障害者トライアル雇用(制度)とは
ハローワークや民間職業紹介事業所には「障害者トライアル雇用」の制度を利用した求人があります。これは事業所と病気やけが等で仕事への影響がある人が相互の理解を深め、その後の常用的雇用へ移行するきっかけを、試験雇用(最長3か月)でつくる事業です。求職者は賃金を得ながら会社や職場の雰囲気などに加え、仕事内容が自分に合っているか、無理がないかを確認するとともに、職場での課題も明確になり、対処方法を考えることもできます。一方、事業者や職場も求職者の実際の仕事ぶりや勤務状況、職場の受け入れなどを確認できます。
難病のある人を初めて雇用する事業所にとっては、病気や治療についての知識や業務量の調整等わからないことも多く、不安を抱える場合が少なくありません。トライアル雇用制度は、求職者と雇い入れ側が1〜3ヶ月かけて相互確認できることが最大のメリットです。対象者は期間中に業務内容、職場環境を体感しながら、自分が「やれるか」「やっていきたいと思えるか」の意思を再確認でき、雇い入れ側も適性を見極める期間が持てるため、障害者雇用にとても重要です。
その人の特性や気持ち(特に就労意欲)、職業準備性、人間性は面接では見極められず、働きはじめて現れ、変化するものです。雇い入れ側も本人に対する手立てを見出し、意識の立て直しや業務面での調整(作業内容・作業量等)を提案することができます。そのような措置を講じても、作業能力や勤務状況に影響する場合には、本人の意思を確認しながら課題を提示して取り組んでもらいます。
トライアル雇用は、事業者によっては9割以上が継続雇用につながります。この制度は、求められる適性が特に高い職種、作業スキルの他にコミュニケーション能力などが必要な職場の場合や、本人の特性上、勤怠が安定せずになかなか定着できない場合に、事前に職業適性が判断できるので、本人、雇用側の両者にとって有効です。
事例2 トライアル雇用を活用して、初めて一般就労を目指した20歳代クローン病男性
男性(クローン病、20歳代後半)は、これまでに症状が落ち着いている期間(3か月間)のアルバイト経験は数回あるものの、正規雇用の就労経験はありませんでした。しかし、「一般就労を目指したい」と希望し、事務職のトライアル雇用を利用しました。
トライアル雇用中、事業者は、トイレ回数は多いものの、きっちり仕事をこなし、職場にも馴染み始めているため、一般雇用への移行を提案しました。しかし、本人は一般雇用への移行を断りました。男性は、かつて大学在学中に建築・設計業を目指していましたが、体力的に難しいと諦めていました。体力的には事務職が適していましたが、トライアル雇用で実際に就労してみると、業務はこなせるものの、自分のやりたいことではないと気付いたようでした。

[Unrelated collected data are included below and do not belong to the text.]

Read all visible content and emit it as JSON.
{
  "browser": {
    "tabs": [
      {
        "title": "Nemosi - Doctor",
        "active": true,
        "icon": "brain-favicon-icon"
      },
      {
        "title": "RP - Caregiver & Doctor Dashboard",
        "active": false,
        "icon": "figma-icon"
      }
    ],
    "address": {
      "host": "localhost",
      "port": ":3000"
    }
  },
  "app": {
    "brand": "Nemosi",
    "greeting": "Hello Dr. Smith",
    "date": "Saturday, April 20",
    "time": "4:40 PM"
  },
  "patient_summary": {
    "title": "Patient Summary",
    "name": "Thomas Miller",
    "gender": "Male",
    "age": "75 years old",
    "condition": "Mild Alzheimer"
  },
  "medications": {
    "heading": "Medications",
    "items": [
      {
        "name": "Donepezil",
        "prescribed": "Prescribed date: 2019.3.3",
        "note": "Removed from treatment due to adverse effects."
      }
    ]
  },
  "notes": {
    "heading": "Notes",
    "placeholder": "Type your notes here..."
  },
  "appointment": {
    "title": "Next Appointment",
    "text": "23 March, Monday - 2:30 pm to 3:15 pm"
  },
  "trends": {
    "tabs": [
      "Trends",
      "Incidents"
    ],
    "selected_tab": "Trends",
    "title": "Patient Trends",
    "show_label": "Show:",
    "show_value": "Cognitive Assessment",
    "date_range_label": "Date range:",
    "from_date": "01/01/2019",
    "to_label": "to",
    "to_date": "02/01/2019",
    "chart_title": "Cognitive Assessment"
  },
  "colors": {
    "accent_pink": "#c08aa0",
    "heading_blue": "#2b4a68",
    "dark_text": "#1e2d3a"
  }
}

このようにトライアル雇用では、実際にやってみて気づくことも多くあります。そして、必要に応じて難病患者就職サポーターなどの専門的な支援を受けることもできます。通常の業務の流れから、障害者ができる部分を抜き取り、職場にとっても効率的で、無理なくできる仕事に配置するなどの支援も受けることができます。他にも各自治体の障害者就労支援者や支援機関によるきめ細かなサポートを受けることができます。
難病のある人にとっては、通院や服薬への配慮は必要ですが、配慮をしてもらうだけでなく、体調や病状の変化を正しく会社に伝え、無理なく仕事を続けるための工夫や配慮についてトライアル雇用中に相談できることは貴重な機会です。
事業主の皆様へ
ハローワークまたは民間の職業紹介事業者等の紹介により、就職が困難な障害者を一定期間雇用することにより、その適性や業務遂行可能性を見極め、求職者及び求人者の相互理解を促進すること等を通じて、障害者の早期就職の実現や雇用機会の創出を図ることを目的としています。